There’s references to plenty of other westerns as well, not just Unforgiven, plus just about every convention of the genre you can think of.  In fact, you might as well keep a list of both while you’re watching, because it might actually be more fun.  Take gunfighter Gentleman Dave Turner (Michael Wincott), who’s based his entire performance on Val Kilmer’s Doc Holliday from Tombstone (1993) – dapper clothes, Southern drawl, twirly moustache.  The only things he’s missing are the hacking cough and matching sweaty appearance.  And, by the way, what sort of name for a deadly gunfighter is Dave??  There’s the woman John Henry left behind him, this time played by Demi Moore, looking far too line-free for a woman who works on the family ranch.  And the final voiceover sounds like it was lifted straight out of Legends Of The Fall (1994) with a tweak here and there.

We’ve most certainly been here before.  So has Kiefer Sutherland, because he’s re-united with director Jon Cassar, who was behind the majority of 24.  Cassar has spent virtually all his career in TV, either making drama series or movies for television and, in truth, this comes across like another one for the small screen.  It’s predictable, derivative and never gets beyond being run of the mill.

Sutherland’s also re-united with his dad, playing his dad.  Not that it makes much difference because what is potentially a good cast is lumbered with a leaden script and some scenes which are unintentionally comic.  The way Sutherland junior strides through town to dole out retribution looks downright ludicrous.
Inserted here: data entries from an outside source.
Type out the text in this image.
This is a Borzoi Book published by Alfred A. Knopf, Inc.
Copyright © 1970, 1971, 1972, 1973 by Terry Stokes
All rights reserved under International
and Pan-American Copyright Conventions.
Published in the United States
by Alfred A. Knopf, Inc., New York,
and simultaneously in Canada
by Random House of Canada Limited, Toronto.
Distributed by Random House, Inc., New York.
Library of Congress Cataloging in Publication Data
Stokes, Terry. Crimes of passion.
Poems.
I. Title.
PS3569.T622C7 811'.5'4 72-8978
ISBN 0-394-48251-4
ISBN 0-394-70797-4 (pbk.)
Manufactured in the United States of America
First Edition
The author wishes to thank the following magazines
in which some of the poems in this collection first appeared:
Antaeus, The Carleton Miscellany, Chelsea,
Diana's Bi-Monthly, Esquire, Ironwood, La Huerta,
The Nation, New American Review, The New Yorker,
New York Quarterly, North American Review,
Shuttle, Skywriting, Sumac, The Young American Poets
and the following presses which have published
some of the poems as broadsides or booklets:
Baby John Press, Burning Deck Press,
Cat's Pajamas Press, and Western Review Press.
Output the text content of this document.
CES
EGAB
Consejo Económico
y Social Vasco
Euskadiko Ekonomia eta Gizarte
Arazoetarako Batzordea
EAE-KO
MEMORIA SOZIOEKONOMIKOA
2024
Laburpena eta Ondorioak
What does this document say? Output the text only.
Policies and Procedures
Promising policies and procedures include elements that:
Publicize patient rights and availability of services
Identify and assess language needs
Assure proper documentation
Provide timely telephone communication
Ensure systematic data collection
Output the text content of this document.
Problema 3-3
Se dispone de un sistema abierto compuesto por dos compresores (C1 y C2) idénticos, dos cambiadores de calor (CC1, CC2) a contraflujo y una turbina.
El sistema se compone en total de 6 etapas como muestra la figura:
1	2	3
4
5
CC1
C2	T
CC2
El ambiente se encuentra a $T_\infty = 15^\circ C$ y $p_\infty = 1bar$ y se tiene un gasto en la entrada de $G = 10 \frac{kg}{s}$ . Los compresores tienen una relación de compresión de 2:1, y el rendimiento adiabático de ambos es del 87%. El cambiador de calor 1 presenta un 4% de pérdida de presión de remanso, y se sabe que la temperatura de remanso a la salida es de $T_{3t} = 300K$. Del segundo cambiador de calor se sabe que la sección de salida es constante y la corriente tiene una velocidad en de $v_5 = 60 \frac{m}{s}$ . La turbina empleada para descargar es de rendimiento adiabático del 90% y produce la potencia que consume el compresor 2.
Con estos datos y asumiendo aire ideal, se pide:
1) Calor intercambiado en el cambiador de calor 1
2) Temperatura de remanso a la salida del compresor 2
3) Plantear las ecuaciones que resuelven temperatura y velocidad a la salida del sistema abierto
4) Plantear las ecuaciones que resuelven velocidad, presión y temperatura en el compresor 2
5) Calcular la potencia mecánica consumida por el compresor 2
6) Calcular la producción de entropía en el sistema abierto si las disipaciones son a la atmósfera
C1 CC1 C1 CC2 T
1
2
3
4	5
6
Years ago, this would have been described as a B western.  Soft focus and pretty to look at, but still nowhere near good enough to be a main feature.  Today it’s condemned by the words “straight to DVD” because, despite screenings at some film festivals, that’s exactly what’s happened to it.  I wonder how long it’ll be before it ends up where it belongs – tucked away on Channel 5 on a weekday afternoon.


Verdict:         2


Forsaken is released on DVD on Monday, 11 July and reviewed on Talking Pictures on Thursday, 14 July.